— Ну раз больного с животом представляете, то уж как преподавателя по абдоминальной хирургии зовут наверняка знаете? — почти до конца раскрывается начальник.

«Опа, — думаете вы, — позавчера же занятие проходило, ребята отметили меня как нарядного (стоящего в наряде. — Авт.), так как я отсутствовал по своим делам (будьте людьми, зачёт по фарме) и.» — вы уже нашли ключ к разгадке.

— Александр Владимирович, — честно врёте вы, понимая, что всё равно сейчас вас выдерут за прогул и терять уже нечего. Задача решена.

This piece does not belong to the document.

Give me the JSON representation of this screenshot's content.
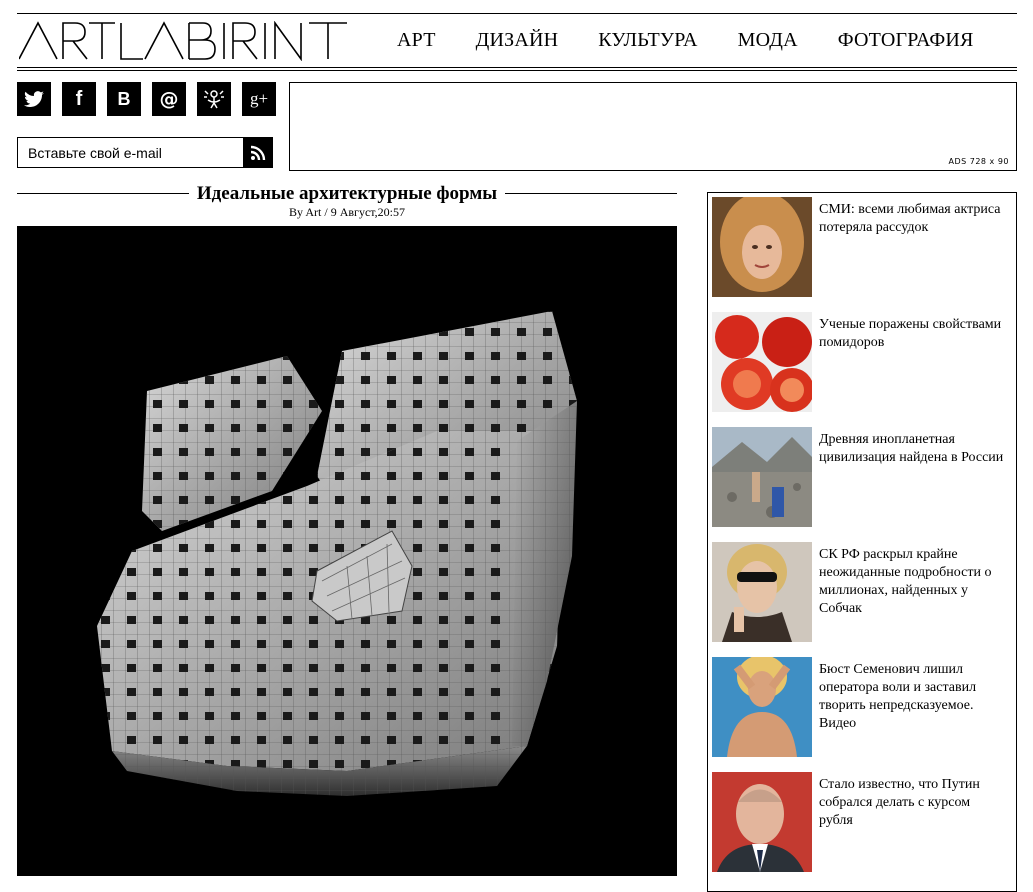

— Но на последнем занятии вы с ним, похоже, не встречались, так? — бьёт по цели Газонов, который сам не знает, как зовут препода. Да это для него и не важно.

— Дак я… это… — начинаете вы как бы оправдываться, но не шибко бойко, а скорее так, для проформы. Вы даже специально тянете слова, сознавая: командир всё равно вас резко перебьёт.

Начальник не заставляет себя ждать.

— Да мне рядом с птицей, почему вы отсутствовали, — заключает он, опытный и выучивший наизусть все наши оправдания. — Вы понимаете, что на лодке вы будете один, и тех знаний…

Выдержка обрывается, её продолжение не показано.